There was one component, however, that remained the same: awards. 2020 was the 34th time brewers were awarded gold, silver and bronze medals in specific categories. And this year, the BA welcomed 8,806 beers from 1,720 breweries — a sizeable number and, considering that the judging process had many COVID-era restrictions in place, not an easy feat.

From those 8,000-plus entries, 115 beer judges narrowed it down to 272 award winners from 240 breweries in 91 categories. (See below for Colorado results).

The announcement of the winners on Friday, Oct. 16, kicked off the festival proper and was followed by five segments (another five segments broadcasted on Saturday, Oct. 17) that ranged from 10 to 30 minutes each.  Connections weren’t great, and multiple participants led to more than one person trying to talk over each other. Toss in one too many proclamations of “how much we miss seeing you all in Denver,” and GABF felt more like a happy hour Zoom call with your parents than a beer fest.

It’s been a tough year for brewers, tougher, maybe, for the BA. The loss of revenue from events like GABF, the Craft Brewer Conference and Savor forced staff layoffs.

But the BA only represents the direction brewers take; it does not dictate them. And right now, that seems to be a holding pattern. Sales at the breweries are down, but to-go and package sales are up. Margins are thinner there, but with some assistance from the Paycheck Protect Program, ease on evictions and plenty of goodwill from the beer community, the doomsday closures predicted this spring have largely been sidestepped — at least for now. There’s a general, if unquantifiable, assumption among brewers and drinkers that the chickens will come home to roost, probably in early 2021. To borrow a line from one presidential candidate, “We’re about to go into a dark winter.”

At least the BA gave it a shot. While they haven’t released an official number of participants of this year’s virtual fest, the viewer counter in the corner of each broadcast indicated that only a few hundred were watching — as opposed to the tens of thousands who have attended GABF in years past. There are some things a high-speed internet connection can’t replace; it appears that a beer fest is one of them. A pity — beer without community is just a beverage.

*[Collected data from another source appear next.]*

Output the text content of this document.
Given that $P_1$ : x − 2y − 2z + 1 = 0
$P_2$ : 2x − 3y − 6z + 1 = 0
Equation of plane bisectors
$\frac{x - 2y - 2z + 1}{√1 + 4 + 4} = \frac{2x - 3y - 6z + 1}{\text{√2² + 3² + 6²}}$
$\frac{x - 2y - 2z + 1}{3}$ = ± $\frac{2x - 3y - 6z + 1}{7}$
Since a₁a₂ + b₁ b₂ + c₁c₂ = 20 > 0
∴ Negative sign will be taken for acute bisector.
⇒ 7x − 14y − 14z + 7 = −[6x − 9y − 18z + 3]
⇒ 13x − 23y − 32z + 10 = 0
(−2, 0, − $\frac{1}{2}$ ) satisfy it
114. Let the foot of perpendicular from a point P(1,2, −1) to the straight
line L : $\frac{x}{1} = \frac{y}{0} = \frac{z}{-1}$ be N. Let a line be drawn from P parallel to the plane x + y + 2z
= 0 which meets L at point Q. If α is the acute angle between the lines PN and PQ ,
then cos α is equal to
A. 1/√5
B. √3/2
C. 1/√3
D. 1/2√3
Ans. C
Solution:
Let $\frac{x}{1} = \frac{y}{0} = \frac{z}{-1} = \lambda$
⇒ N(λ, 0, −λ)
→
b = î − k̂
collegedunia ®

Chris Swersey, Competition Manager for the Brewers Association, announces the 2020 Great American Beer Festival awards

Hardware for the state, hardware for the County

Of the 272 medals awarded this year, Colorado brewers netted 26 medals, eight of them gold — a little more than half of 2019’s haul (40 total medals, 13 of them gold).

Zero in on Boulder County and the number drops to four: Wibby Brewing in Longmont took home gold for its Volksbier Vienna in the American Amber Lager category; The Post Brewing Co. in Lafayette claimed bronze for Dry Stout in the Stout category; Sanitas Brewing Co. in Boulder nabbed silver for Déluge in the Mixed-Culture Brett Beer category; and Avery Brewing Co. won gold for Liliko‘i Kepolo in the Fruit Wheat Beer category. Look for reviews of all four in future editions of Boulder Weekly.